As part of a documentary series that aired on Virgin Media Three called Ireland’s Forgotten Families, Rita describes the relentlessness of non-medical costs associated with caring for a sick child.
Rita was only 23 when had her daughter Shona. “She was around two or three when we noticed her speech wasn’t developing, she was floppier than perhaps she should have been. Then I was pregnant with Tom and I was told there was only a 10% chance of it happening again.”
Rita had received such rare diagnoses for her children that she still hasn’t come across anyone with the same translocation.
“Lily has defined medical science. For the number of medical issues she has, she should be sitting in bed instead of out and about with us. Shona has a very serious cardiac issue. She wouldn’t be able for the multiple surgeries which means she is a life-limiting case.”
It’s not easy to discuss the declining health of your eldest child. Rita breaks down as she explains Shona’s prognosis.
“You can see the slide in her health. That’s the heartbreaking thing about it. You can see the slide… The doctor said to me just make sure she does something she likes doing every day.”
A few years after Rita had her three children, her marriage broke down. She met Patrick Dobbs and they had two children – two boys, now aged 6 and 8, both neurotypical. Patrick says it was Rita’s smile that initially drew him to her and the children. “The disability part didn’t come into it. If you love someone you take them as a package.”
Cliona’s Foundation is a national organisation providing financial support for families who are caring for a child with a life-limiting illness. The foundation was set up by Brendan and Terry Ring following the death of their own daughter Cliona from an inoperable brain tumour in 2006, aged just 15.
Cliona’s Foundation has provided financial support to over 1,000 families across the island of Ireland, families just like Rita’s. Brendan says that no family should suffer financial distress while caring for a seriously ill child.
“We know that every year 400 families get devastating news child has a life-limiting condition. In 1998, we got that same news about our daughter Cliona. We also know those families require around €10,000 net to support their child while they are going through that period of time. We can’t give the funding to families that they need. We are only giving a fraction of what’s required. There’s a lot more we should be able to do. It’s not enough.”
In Rita’s case, the foundation was able to contribute to the cost of a generator for the family.
“Around the time of the snow or one of the storms, we went 10 days without electricity. If you think about all the bypass machines, the air mattresses… all those nights we were up every hour and a half to fill a small generator with petrol.
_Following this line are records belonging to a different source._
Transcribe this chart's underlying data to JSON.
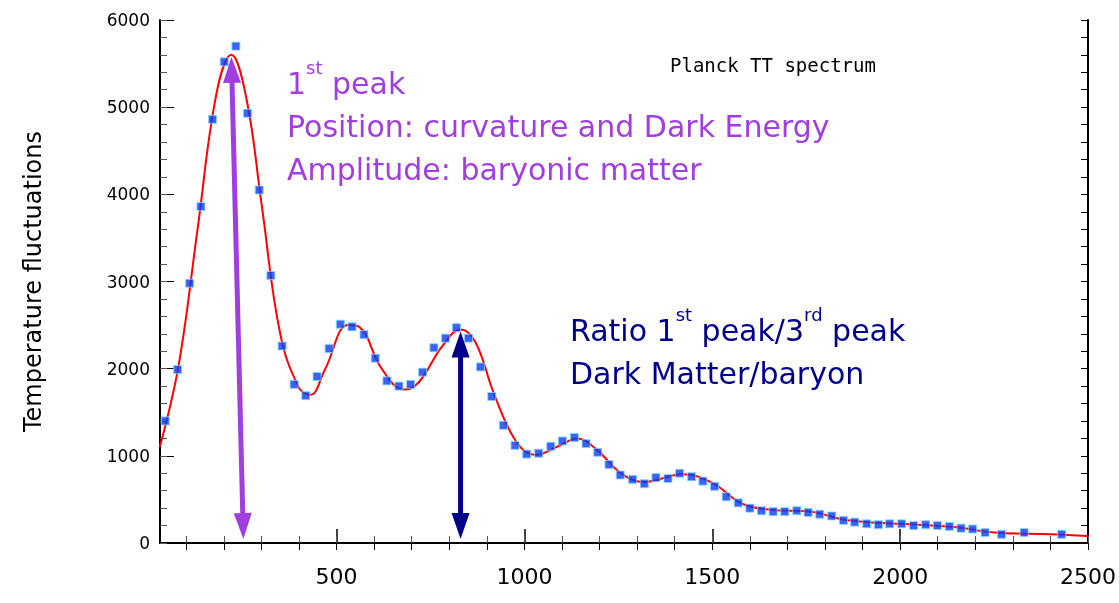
{
  "chart_data": {
    "type": "scatter",
    "ylabel": "Temperature fluctuations",
    "annotations": [
      "Planck TT spectrum",
      "1$^{st}$ peak",
      "Position: curvature and Dark Energy",
      "Amplitude: baryonic matter",
      "Ratio 1$^{st}$ peak/3$^{rd}$ peak",
      "Dark Matter/baryon"
    ],
    "xlim": [
      30,
      2500
    ],
    "xticks": [
      500,
      1000,
      1500,
      2000,
      2500
    ],
    "ylim": [
      0,
      6000
    ],
    "yticks": [
      0,
      1000,
      2000,
      3000,
      4000,
      5000,
      6000
    ],
    "grid": false,
    "marker": "square",
    "series": [
      {
        "color": "#0a3cf0",
        "x": [
          44,
          77,
          109,
          139,
          170,
          201,
          232,
          263,
          294,
          325,
          355,
          387,
          418,
          448,
          480,
          510,
          541,
          573,
          603,
          634,
          666,
          697,
          729,
          759,
          790,
          819,
          851,
          883,
          913,
          944,
          975,
          1006,
          1038,
          1070,
          1101,
          1133,
          1164,
          1195,
          1225,
          1255,
          1288,
          1319,
          1350,
          1382,
          1413,
          1445,
          1475,
          1506,
          1537,
          1569,
          1600,
          1631,
          1662,
          1693,
          1725,
          1755,
          1786,
          1818,
          1849,
          1879,
          1911,
          1942,
          1972,
          2004,
          2036,
          2068,
          2099,
          2131,
          2162,
          2193,
          2226,
          2270,
          2330,
          2430
        ],
        "values": [
          1400,
          1990,
          2980,
          3860,
          4860,
          5520,
          5700,
          4930,
          4050,
          3070,
          2260,
          1820,
          1690,
          1910,
          2230,
          2510,
          2480,
          2390,
          2120,
          1860,
          1800,
          1820,
          1960,
          2240,
          2350,
          2470,
          2350,
          2020,
          1680,
          1350,
          1120,
          1020,
          1030,
          1110,
          1170,
          1210,
          1140,
          1040,
          900,
          780,
          730,
          680,
          750,
          740,
          800,
          760,
          710,
          650,
          530,
          460,
          400,
          370,
          360,
          360,
          370,
          350,
          330,
          310,
          260,
          240,
          220,
          210,
          220,
          220,
          200,
          210,
          200,
          190,
          170,
          160,
          120,
          100,
          120,
          100
        ]
      },
      {
        "type": "line",
        "color": "#ff0000",
        "line_style": "solid",
        "marker": "none",
        "x": [
          30,
          80,
          130,
          180,
          220,
          260,
          300,
          350,
          400,
          430,
          470,
          530,
          560,
          620,
          680,
          720,
          780,
          830,
          870,
          920,
          980,
          1030,
          1090,
          1140,
          1190,
          1260,
          1320,
          1420,
          1500,
          1580,
          1660,
          1760,
          1860,
          2000,
          2150,
          2250,
          2400,
          2500
        ],
        "values": [
          1110,
          2050,
          3600,
          5150,
          5600,
          5100,
          3900,
          2400,
          1780,
          1700,
          2000,
          2500,
          2480,
          2000,
          1760,
          1850,
          2250,
          2450,
          2300,
          1700,
          1150,
          1010,
          1110,
          1200,
          1080,
          790,
          700,
          790,
          690,
          450,
          380,
          360,
          260,
          220,
          180,
          120,
          100,
          80
        ]
      }
    ]
  }
}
And that was only to power one child. The generator is worth its weight in gold. I’m just so thankful to Cliona’s Foundation for their involvement. I don’t know what we would have done otherwise.”
Rita says it is hard for others to understand what her life is like. When I ask her where she gets her strength she explains she feels she has no other option.
“I’ve come from a long line of strong women. But I suppose if you think about something, you can sit in a corner and cry. But who wants to look at that, you just get depressed. Instead, I strip it down. I have all these suitcases in my head. They need to be opened one by one. I’ve currently 500 in my head. I open one and deal with it. Then the next. It’s a constant battle. But my kids have needs. I’m their voice. It needs to be done”
Rita says that for now, she just takes it one day at a time.
“Nobody likes a whinger. That sounds harsh, I know, but it’s the truth. It is tough, but you have to have a strong mental ability. Plus I love my children. I’d do anything for them. Yes, they have their issues, they go through a lot. But they are happy. Ultimately, they are happy. And that’s all that matters.”
Cliona’s Foundation and Trilogy Media hope that this documentary will raise awareness of the thousands of families who face these difficulties every day. The overriding theme throughout the programme is how we all, as families, can overcome our challenges through kindness, love, and dedication.